Goodreads Monday is a weekly meme started by @Lauren’s Page Turners but is currently hosted by Emily @ Budget Tales Book Blog. This meme is quite easy to follow – just randomly pick a book from your to-be-read list and explain why you want to read it. It is that simple.
This week’s book:
Pnin by Vladimir Nabokov
Blurb from Goodreads
One of the best-loved of Nabokov’s novels, Pnin features his funniest and most heart-rending character. Professor Timofey Pnin is a haplessly disoriented Russian émigré precariously employed on an American college campus in the 1950’s. Pnin struggles to maintain his dignity through a series of comic and sad misunderstandings, all the while falling victim both to subtle academic conspiracies and to the manipulations of a deliberately unreliable narrator.
Initially an almost grotesquely comic figure, Pnin gradually grows in stature by contrast with those who laugh at him. Whether taking the wrong train to deliver a lecture in a language he has not mastered or throwing a faculty party during which he learns he is losing his job, the gently preposterous hero of this enchanting novel evokes the reader’s deepest protective instinct.
Serialized in The New Yorker and published in book form in 1957, Pnin brought Nabokov both his first National Book Award nomination and hitherto unprecedented popularity.
Why I Want To Read It
Happy Monday, everyone! I hope you all had a restful weekend. I hope you were able to recuperate and prepare for the workweek ahead. I know. Nearly everyone loathes Mondays, and I am no exception. Nevertheless, I look at Mondays as windows of opportunity to recalibrate and restart afresh. It is a chance to work on our goals. I know, the start could be quite sluggish. Anyway, compared to the previous week, the first day of this week here in the Philippines is rather hot and humid. After several days of intermittent rains, the sun has returned to being its normal self. I hope everyone is starting or has started the workweek on a high note. I hope everyone makes it through – or survives – the workweek. I hope that the weekend equipped everyone for the tedious week ahead.
Time does fly fast. Just like that, we are already in the eighth month of the year. August has been quite notorious for the Orientals, who refer to it as the ghost month. East Asians, particularly the Chinese, believe that August is when the gates to the underworld are opened, allowing spirits to visit their loved ones. It is the time when business is expected to slow down. Everyone is also warned against traveling or making any major decisions. Regardless, I hope that August will be a good month for everyone. I hope that as 2025 moves forward, everyone is showered with blessings, positivity, healing, and growth. I hope good news and kindness will come knocking on everyone’s doors in the coming months. I wish success and blessings for everyone. More importantly, I hope everyone is doing well, in mind, body, and spirit.
With seven months down, it has now become imperative for me to monitor my progress in my reading challenges. While I am on track with my goal of completing at least 100 books this year, I have been lagging behind in my reading challenges. Ticking off books from these reading challenges will be my priority for the rest of the year.
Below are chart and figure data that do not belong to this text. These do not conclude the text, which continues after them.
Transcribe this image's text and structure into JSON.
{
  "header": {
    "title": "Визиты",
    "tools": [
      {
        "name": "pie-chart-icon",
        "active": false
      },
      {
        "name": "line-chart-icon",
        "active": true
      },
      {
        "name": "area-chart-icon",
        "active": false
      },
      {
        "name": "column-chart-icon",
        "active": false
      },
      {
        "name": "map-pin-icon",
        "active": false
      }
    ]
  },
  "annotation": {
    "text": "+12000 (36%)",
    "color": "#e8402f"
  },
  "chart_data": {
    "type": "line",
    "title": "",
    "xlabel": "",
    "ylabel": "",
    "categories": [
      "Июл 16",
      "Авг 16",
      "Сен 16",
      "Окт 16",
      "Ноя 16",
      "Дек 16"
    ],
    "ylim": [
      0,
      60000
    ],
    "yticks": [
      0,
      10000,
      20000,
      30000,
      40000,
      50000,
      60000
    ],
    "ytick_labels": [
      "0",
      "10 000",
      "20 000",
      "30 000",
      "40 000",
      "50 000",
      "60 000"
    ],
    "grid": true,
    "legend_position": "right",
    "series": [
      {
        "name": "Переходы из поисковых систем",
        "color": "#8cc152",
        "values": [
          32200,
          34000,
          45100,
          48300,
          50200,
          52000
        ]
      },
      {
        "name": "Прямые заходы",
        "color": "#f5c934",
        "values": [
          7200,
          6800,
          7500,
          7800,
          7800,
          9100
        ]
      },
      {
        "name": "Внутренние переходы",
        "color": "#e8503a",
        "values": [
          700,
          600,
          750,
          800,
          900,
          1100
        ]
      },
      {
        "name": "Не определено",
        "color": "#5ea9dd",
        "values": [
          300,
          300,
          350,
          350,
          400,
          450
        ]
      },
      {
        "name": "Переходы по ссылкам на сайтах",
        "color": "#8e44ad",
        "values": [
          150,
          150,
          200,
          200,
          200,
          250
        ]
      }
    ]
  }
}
I am currently reading my second novel by the Russian writer Vladimir Nabokov. King, Queen, Knave is one of the books I listed in my 2025 Beat the Backlist Challenge. Most of the books in my remaining reading challenges are works of European writers. I have been immersing myself in the works of European literature in the previous weeks. As such, I have been featuring works of European writers in this weekly update/ This week, I am featuring another novel by Vladimir Nabokov, Pnin.
Vladimir Nabokov is certainly one of the most prominent writers in the landscape of contemporary Russian writers. His highly controversial novel Lolita is considered by many literary pundits as a reading essential. It is also his first novel I read. It was enough to make me want to explore more of his works, several of which were also featured in must-read lists. Pnin is among his most renowned. Originally published in 1957, Pnin is Nabokov’s 13th novel and his fourth originally written in English. In a way, the novel takes the form of a campus novel because the titular Pnin is a professor of Russian at Waindell College. The premise is enough to pique my interest, but why do I sense that I will be getting a character reminiscent of Humbert Humbert. HAHA. But I don’t think so.
The blurb does make me even more curious about the book. It promises to offer a different dimension of Nabokov’s oeuvre. At least in terms of premise. But it also offers an exploration of human nature. Pnin seems to be a complex but interesting character. Now, I can’t wait to see how Nabokov will paint his portrait. I can’t wait to acquire a copy of it. This will further my appreciation of Russian literature, which is a part of the literary world that has certainly grown on me, thanks to the works of Leo Tolstoy and Fyodor Dostoevsky. How about you, fellow reader? How was your Monday? What books have you added to your reading list? Do drop it in the comment box. For now, happy Monday and, as always, happy reading!